My Kitchen Smells So Good! (Slightly) Spicy, Garlicky Rio Zape Beans
November 26, 2012
Cold weather is always good for making real beans. By real, I mean not from a can – I mean dried beans soaked overnight and simmered in broth on the stovetop for a couple of hours. With lots of garlic and some onion, carrots and celery. In addition to the gorgeous smells you’ll have wafting through the kitchen when you make dried beans, the final product doesn’t even seem to belong to the same family of food as canned beans. These are beans that actually give a little resistance when you chew them, making them seem so much more robust and filling.
I had been eyeing some heirloom beans from Rancho Gordo for some time, so I finally ordered a few varieties to try. I had a hard time choosing, since they all sounded so good (and were soooo pretty). But select I did, and below is a picture of the types I went with.

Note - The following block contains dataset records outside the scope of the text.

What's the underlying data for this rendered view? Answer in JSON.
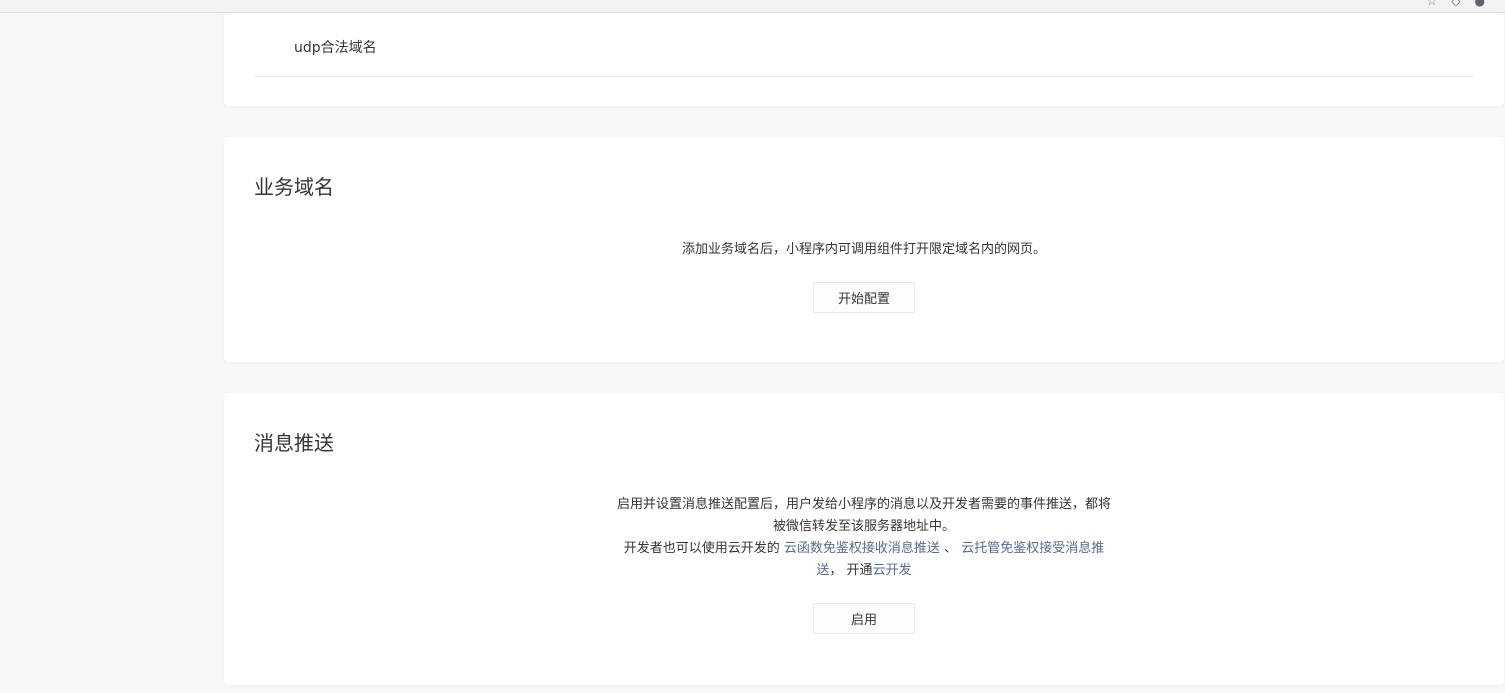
{
  "udp_section": {
    "label": "udp合法域名"
  },
  "business_domain": {
    "title": "业务域名",
    "description": "添加业务域名后，小程序内可调用组件打开限定域名内的网页。",
    "button_label": "开始配置"
  },
  "message_push": {
    "title": "消息推送",
    "line1": "启用并设置消息推送配置后，用户发给小程序的消息以及开发者需要的事件推送，都将被微信转发至该服务器地址中。",
    "line2_prefix": "开发者也可以使用云开发的 ",
    "link1": "云函数免鉴权接收消息推送",
    "sep": " 、 ",
    "link2": "云托管免鉴权接受消息推送",
    "line2_mid": "， 开通",
    "link3": "云开发",
    "button_label": "启用"
  },
  "colors": {
    "link": "#576b95",
    "background": "#f6f7f9",
    "card": "#ffffff"
  }
}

I ended up using the Rio Zape beans for this particular recipe. The Rio Zape beans are an heirloom which is touted as being discovered in the ruins of the Anasazi cliff-dwelling people in the Southwestern area of the US, and are probably the most delicious beans I’ve ever had. But I got a nice close-up of the Ojo de Cabra beans I wanted to share as well:
So back to the Rio Zape beans. If you don’t have them or a similar heirloom bean, you can substitute pinto beans, but the Rio Zapes make such a nice tasty broth, you might have to throw in some additional spices to add some flavor. (Plus, you really, really want to try these beans.)
I did some research on the conventional wisdom that says you shouldn’t cook beans with salt because it will make them tougher, and it turns out that’s not actually true. So I went ahead and used broth, as well as some diced onion, carrot, celery, and lots of garlic.

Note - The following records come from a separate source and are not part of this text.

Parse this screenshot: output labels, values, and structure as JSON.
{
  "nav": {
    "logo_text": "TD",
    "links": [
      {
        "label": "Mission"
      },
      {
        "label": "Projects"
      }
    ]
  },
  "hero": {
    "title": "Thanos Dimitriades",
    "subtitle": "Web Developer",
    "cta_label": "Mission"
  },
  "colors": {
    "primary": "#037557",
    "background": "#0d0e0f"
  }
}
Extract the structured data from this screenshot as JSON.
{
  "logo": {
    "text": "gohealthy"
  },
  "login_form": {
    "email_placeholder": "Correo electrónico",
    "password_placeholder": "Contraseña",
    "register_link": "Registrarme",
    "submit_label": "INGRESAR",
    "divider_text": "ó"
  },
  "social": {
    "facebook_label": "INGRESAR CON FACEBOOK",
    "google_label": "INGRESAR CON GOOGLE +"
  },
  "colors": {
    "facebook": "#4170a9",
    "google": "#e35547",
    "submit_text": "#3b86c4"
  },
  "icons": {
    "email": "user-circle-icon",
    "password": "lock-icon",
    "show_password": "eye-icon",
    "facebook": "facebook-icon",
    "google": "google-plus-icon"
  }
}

(Slightly) Spicy, Garlicky Rio Zape Beans
1 cup dried Rio Zape beans
1 small white onion, diced
2 carrots, diced
2 stalks celery, diced
4-8 large garlic cloves, minced (the amount depends on your love of garlic)

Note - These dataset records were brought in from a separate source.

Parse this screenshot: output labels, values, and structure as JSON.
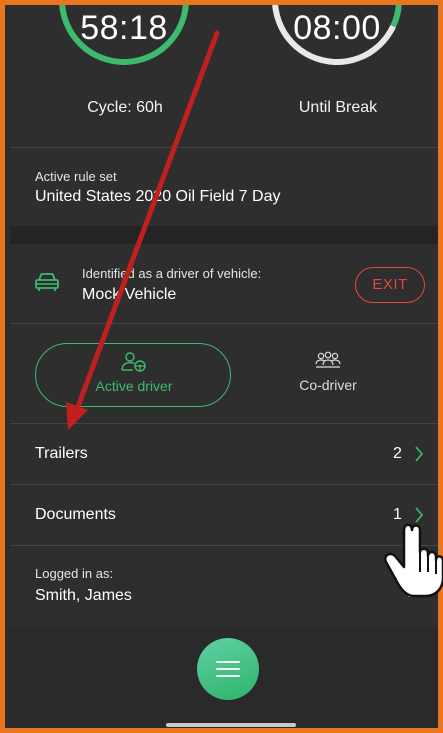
{
  "timers": {
    "cycle": {
      "value": "58:18",
      "label": "Cycle: 60h"
    },
    "break": {
      "value": "08:00",
      "label": "Until Break"
    }
  },
  "rule_set": {
    "label": "Active rule set",
    "value": "United States 2020 Oil Field 7 Day"
  },
  "vehicle": {
    "label": "Identified as a driver of vehicle:",
    "name": "Mock Vehicle",
    "exit_label": "EXIT"
  },
  "roles": {
    "active": {
      "label": "Active driver",
      "selected": true
    },
    "co": {
      "label": "Co-driver",
      "selected": false
    }
  },
  "rows": {
    "trailers": {
      "label": "Trailers",
      "count": "2"
    },
    "documents": {
      "label": "Documents",
      "count": "1"
    }
  },
  "logged_in": {
    "label": "Logged in as:",
    "name": "Smith, James"
  },
  "icons": {
    "vehicle": "car-icon",
    "active_driver": "driver-steering-icon",
    "co_driver": "people-group-icon",
    "chevron": "chevron-right-icon",
    "menu": "hamburger-menu-icon",
    "logout": "logout-icon",
    "annotation_arrow": "red-arrow",
    "cursor": "hand-pointer-icon"
  },
  "colors": {
    "accent_green": "#3dbb6d",
    "danger_red": "#e2473d",
    "background": "#2e2e2e",
    "frame_border": "#e8751f",
    "annotation_arrow": "#c21f1f"
  }
}
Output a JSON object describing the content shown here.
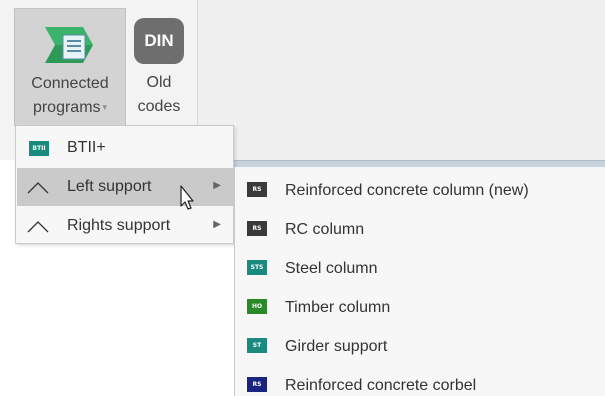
{
  "ribbon": {
    "connected_programs": {
      "line1": "Connected",
      "line2": "programs",
      "chevron": "▾",
      "icon": "connected-programs-icon"
    },
    "old_codes": {
      "icon_text": "DIN",
      "line1": "Old",
      "line2": "codes"
    }
  },
  "menu": {
    "items": [
      {
        "label": "BTII+",
        "badge": "BTII",
        "badge_color": "#1a8a7e"
      },
      {
        "label": "Left support",
        "submenu_arrow": "▶"
      },
      {
        "label": "Rights support",
        "submenu_arrow": "▶"
      }
    ]
  },
  "submenu": {
    "items": [
      {
        "label": "Reinforced concrete column (new)",
        "badge": "RS",
        "badge_color": "#3a3a3a"
      },
      {
        "label": "RC column",
        "badge": "RS",
        "badge_color": "#3a3a3a"
      },
      {
        "label": "Steel column",
        "badge": "STS",
        "badge_color": "#1a8a7e"
      },
      {
        "label": "Timber column",
        "badge": "HO",
        "badge_color": "#2a8a2a"
      },
      {
        "label": "Girder support",
        "badge": "ST",
        "badge_color": "#1a8a7e"
      },
      {
        "label": "Reinforced concrete corbel",
        "badge": "RS",
        "badge_color": "#1a237e"
      }
    ]
  }
}
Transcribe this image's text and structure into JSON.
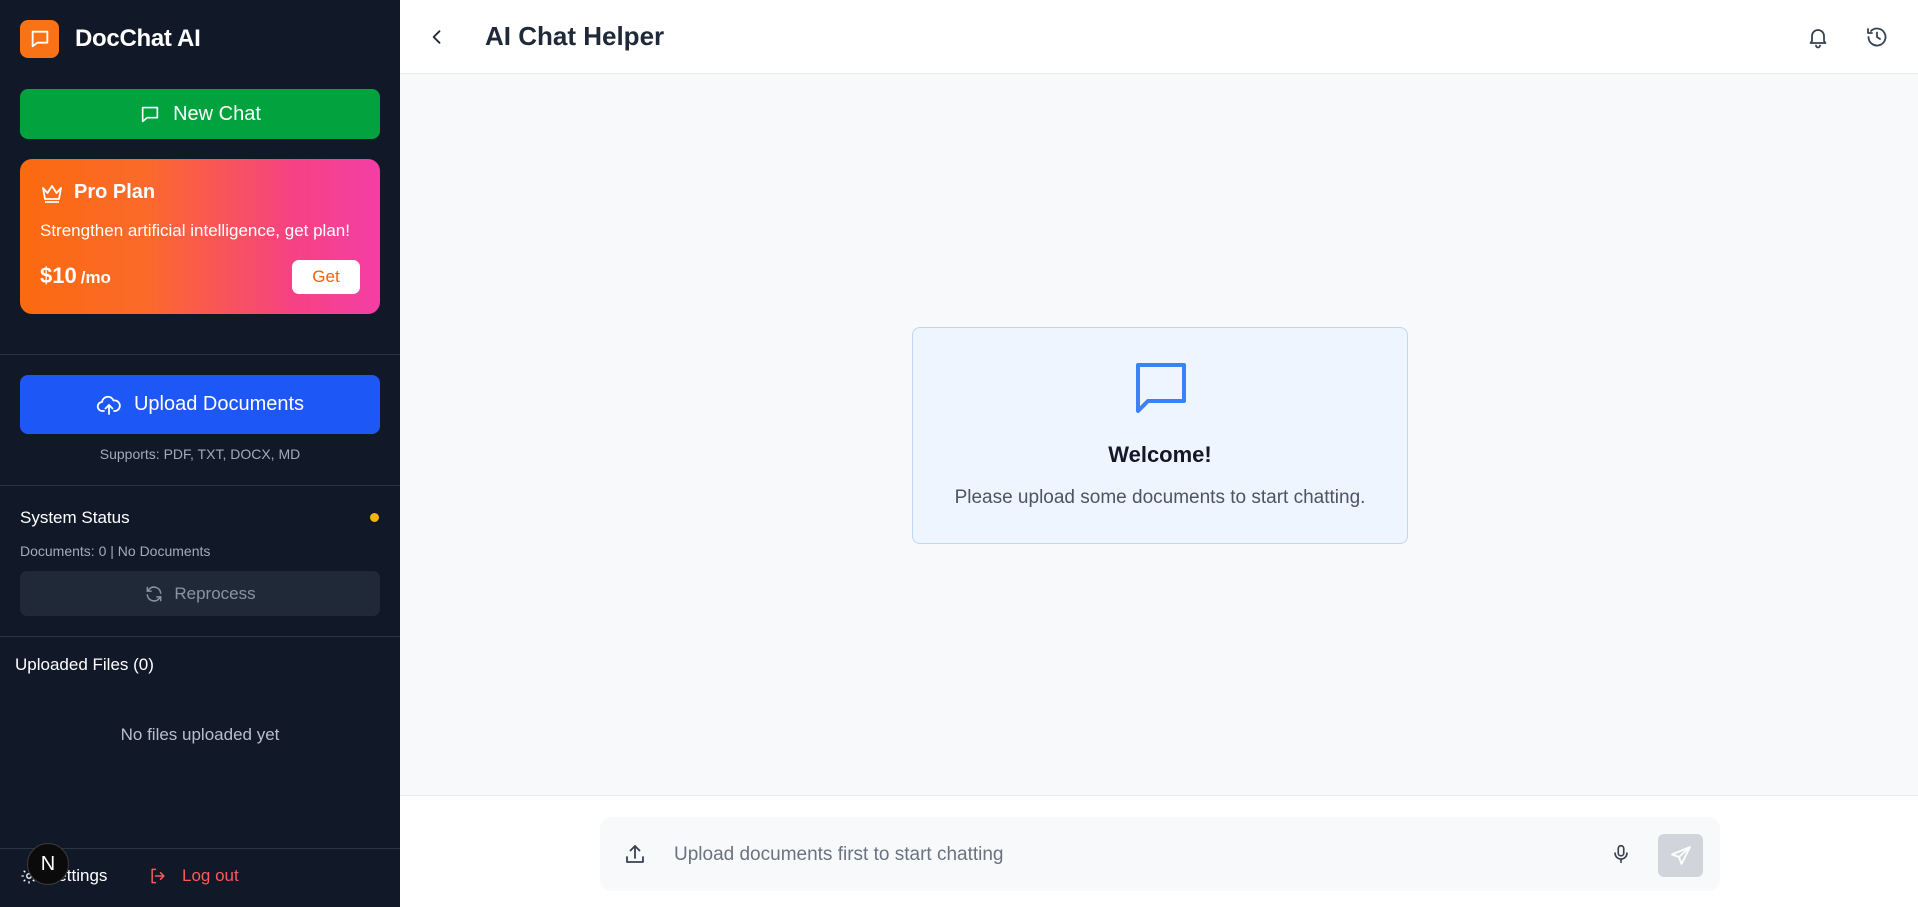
{
  "sidebar": {
    "brand": {
      "name": "DocChat AI",
      "logo_icon": "chat-bubble-icon",
      "accent": "#f97316"
    },
    "new_chat": {
      "label": "New Chat",
      "icon": "chat-icon",
      "color": "#02a33e"
    },
    "pro_plan": {
      "title": "Pro Plan",
      "icon": "crown-icon",
      "description": "Strengthen artificial intelligence, get plan!",
      "price": "$10",
      "period": "/mo",
      "button_label": "Get",
      "gradient": [
        "#fb6a0f",
        "#f43ea6"
      ]
    },
    "upload": {
      "label": "Upload Documents",
      "icon": "cloud-upload-icon",
      "supports": "Supports: PDF, TXT, DOCX, MD",
      "color": "#1d57f5"
    },
    "system_status": {
      "title": "System Status",
      "indicator_color": "#f5b50a",
      "documents": "Documents: 0 | No Documents",
      "reprocess_label": "Reprocess"
    },
    "uploaded_files": {
      "title": "Uploaded Files (0)",
      "empty_text": "No files uploaded yet"
    },
    "footer": {
      "settings_label": "Settings",
      "logout_label": "Log out",
      "badge_letter": "N",
      "logout_color": "#f75b5b"
    }
  },
  "header": {
    "title": "AI Chat Helper",
    "icons": [
      "back-chevron-icon",
      "bell-icon",
      "history-icon"
    ]
  },
  "welcome": {
    "title": "Welcome!",
    "message": "Please upload some documents to start chatting.",
    "icon": "chat-bubble-icon",
    "accent": "#3b82f6"
  },
  "composer": {
    "placeholder": "Upload documents first to start chatting",
    "value": ""
  }
}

1/2 oz grated pecorino romano (optional)
1 Tbsp olive oil
1/2 tsp ground cumin
1/2 tsp chipotle powder
vegetable or chicken broth (variable, but several cups)
2-6 shakes liquid smoke
1/2 to 1 tsp salt (only if using low-salt broth!)
Rinse beans, then cover with 2 inches of water in a large bowl, and soak 6 hours or overnight.
Drain and rinse beans, then put beans in a stock pot, add all ingredients up through the broth, then add broth to cover beans by 2 inches. (You’ll want to taste the broth and adjust it with the liquid smoke and salt to your liking, but you might want to wait until it’s heated to do so. You’ll also want to go a bit light on the salt, since as it reduces, it will become more salty). Bring to a boil, then cook for 5 minutes. Turn the heat down to low, and simmer for about 1+1/2 to 2 hours (until beans are tender to your liking), checking every 20 minutes or so, and adding broth as needed to keep the beans submerged (towards the end you just want them to be barely under the broth, so the results aren’t too soupy, but you do want a little juice left. Once the beans are tender enough, you can turn up the heat and cook off a some of the excess broth if you like. Serve over brown rice.